| La mise en scène traverse le texte, comme le navire le fait de l’océan : on ne découvre jamais toute son étendue, ni toutes ses richesses. J’espère simplement que les spectateurs prendront notre sillage. Philippe Sireuil |
ENTRETIEN AVEC PHILIPPE SIREUIL, METTEUR EN SCÈNE Propos recueillis par Eva Cousido
| Vous souvenez-vous de la première impression que vous a faite la pièce de Pascal Rebetez ?
J’ai reçu le texte comme un objet singulier : abrupt, dense, étrange. Je n’ai pas eu au départ le sentiment d’avoir lu une pièce, plutôt un rapsode à deux voix.
Qu’est-ce qui vous a donné envie de monter ce texte si singulier ?
Avant tout, sa langue. Pascal Rebetez en invente une : drue, naïve, qui fait la part belle à l’artifice et à l’imaginaire, construite dans la chair de l’invention poétique. On est loin du dialogue des téléfilms convenu, des répliques pseudo philosophiques ou des mots d’auteur, de tous ces travers d’une certaine écriture d’aujourd’hui. Mettre en scène, c’est tenter de résoudre le rébus, l’énigme du texte auquel on est confronté. On met en scène un texte pour apprendre à le comprendre, pour chercher à faire partager aux spectateurs l’émotion, le plaisir et l’intérêt ressentis à sa lecture.
Les Mots savent pas dire ratissent toute une série de thèmes : la religion, les mensonges qu’elle véhicule, la manipulation des gens démunis au niveau social et culturel, la modernité et la technologie contre le monde paysan, etc. Utilisez-vous le texte pour transmettre une certaine critique sociale ?
Je n’utilise pas le texte, je tente de le mettre en scène : c’est-à-dire en écoute, en geste, en corps, en musique, avec l’aide des acteurs. À chacun d’y prendre ce qu’il souhaite. Chercher à étager la pièce, à en définir ses multiples aspects, conduirait, me semble-t-il, à son affadissement. La mise en scène traverse le texte, comme le navire le fait de l’océan : on ne découvre jamais toute son étendue, ni toutes ses richesses. J’espère simplement que les spectateurs prendront notre sillage.
Qu’est-ce que les mots ne savent-ils pas dire ?

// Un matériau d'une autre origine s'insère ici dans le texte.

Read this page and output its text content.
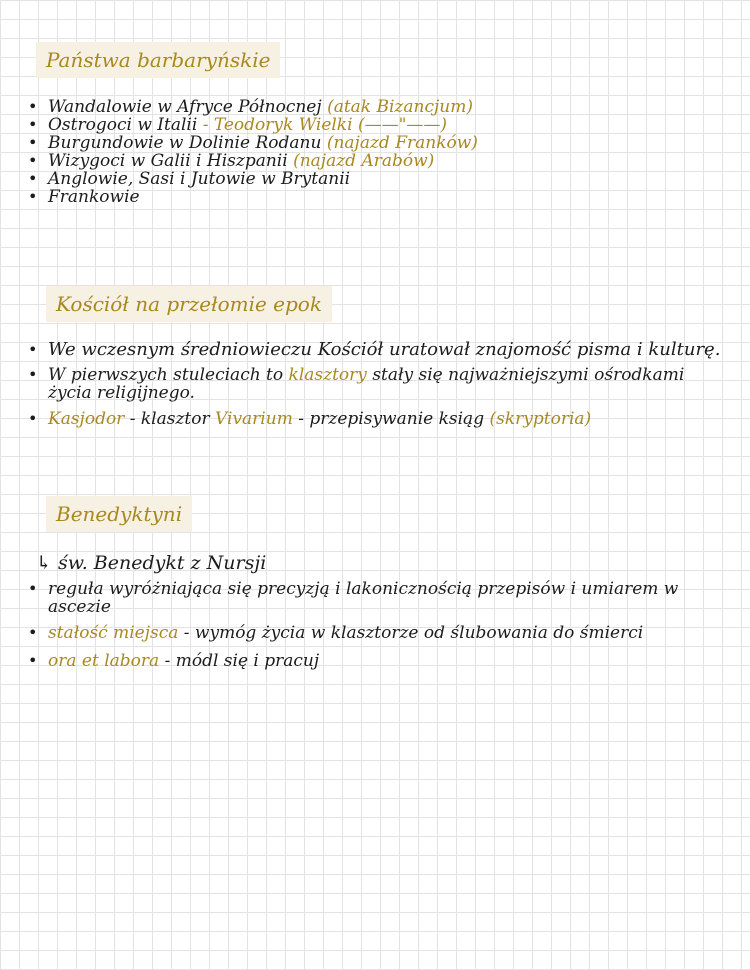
Państwa barbaryńskie
• Wandalowie w Afryce Północnej (atak Bizancjum)
• Ostrogoci w Italii - Teodoryk Wielki (——"——)
• Burgundowie w Dolinie Rodanu (najazd Franków)
• Wizygoci w Galii i Hiszpanii (najazd Arabów)
• Anglowie, Sasi i Jutowie w Brytanii
• Frankowie
Kościół na przełomie epok
• We wczesnym średniowieczu Kościół uratował znajomość pisma i kulturę.
• W pierwszych stuleciach to klasztory stały się najważniejszymi ośrodkami życia religijnego.
• Kasjodor - klasztor Vivarium - przepisywanie ksiąg (skryptoria)
Benedyktyni
↳ św. Benedykt z Nursji
• reguła wyróżniająca się precyzją i lakonicznością przepisów i umiarem w ascezie
• stałość miejsca - wymóg życia w klasztorze od ślubowania do śmierci
• ora et labora - módl się i pracuj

Notre difficulté à être au monde, à le subir, de notre naissance à notre mort. Jeannot, par ses calligraphies acharnées et prophétiques, sa sœur Paule, dans son refuge auprès des livres, cherchent tous deux comme une issue à leur non-entendement du monde.
Pascal Rebetez me disait que vous aviez eu une collaboration très féconde et que vous aviez notamment suggéré de faire apparaître la mère de Jeannot et de Paule, enterrée dans la maison familiale. Pourquoi ?
La genèse d’une pièce prend de multiples itinéraires. J’ai effectivement suggéré la présence de la mère, mais je n’en sais plus aujourd’hui ni la raison, ni la signification. Tout ne « signifie » pas tout le temps.
Faire ressurgir la mère, c’est aussi décider ne pas traiter de manière « réaliste » ce texte ?
Méfions-nous des catégories. La transparence naturaliste, le « faire comme si c’était vrai », me laissent, c’est vrai, pantois. Plus simplement, je dirai que le théâtre est toujours une transcription poétique du réel, et ce, quels que soient les moyens qu’on utilise pour y parvenir.
Est-il important, pour vous, de travailler avec des auteurs vivants ?
« Est contemporain, ce qui me parle encore aujourd’hui ». La phrase figure à l’entrée du MAC’s (Musée des arts contemporains du Grand Hornu en Belgique). Elle résume assez bien mon sentiment. Il y a des auteurs vivants qui ne sont pas mes contemporains et des auteurs morts qui le sont.
Comment choisissez-vous les comédiens ? En l’occurrence pour ce projet ?
Ai-je envie de l’écouter ? Ai-je envie de le regarder ? Ai-je envie de partir à sa découverte ? Si je réponds oui par trois fois à ces questions, j’invite l’acteur à me rejoindre. Le geste est évidemment primordial, car définir une distribution, c’est déterminer un spectacle à 75%. Je ne sais pas qui est Hamlet, Trigorine, Octave, Ysé ou Puntila : c’est l’acteur qui me les fait découvrir : sa voix, son corps, son imaginaire. Pour ce qui est des Mots savent pas dire, il me fallait, pour le rôle de Jeannot, un acteur qui puisse pétrir la pâte des mots, et j’ai immédiatement songé à Roland Vouilloz. J’avais déjà travaillé avec lui pour Les Guerriers, ici, au Théâtre de Poche, et voulais le retrouver. Christine Vouilloz, sa sœur, je l’avais croisée à l’École du TNS de Strasbourg, et en la retrouvant lors d’une audition, il y a eu, je dirais, comme une évidence dépassant leur lien familial. La figure de la mère a très vite pris les traits d’Anne-Catherine Savoy (avec qui j’avais travaillé à Lausanne), et j’ai invité Pierre Dubey à l’issue d’un entretien.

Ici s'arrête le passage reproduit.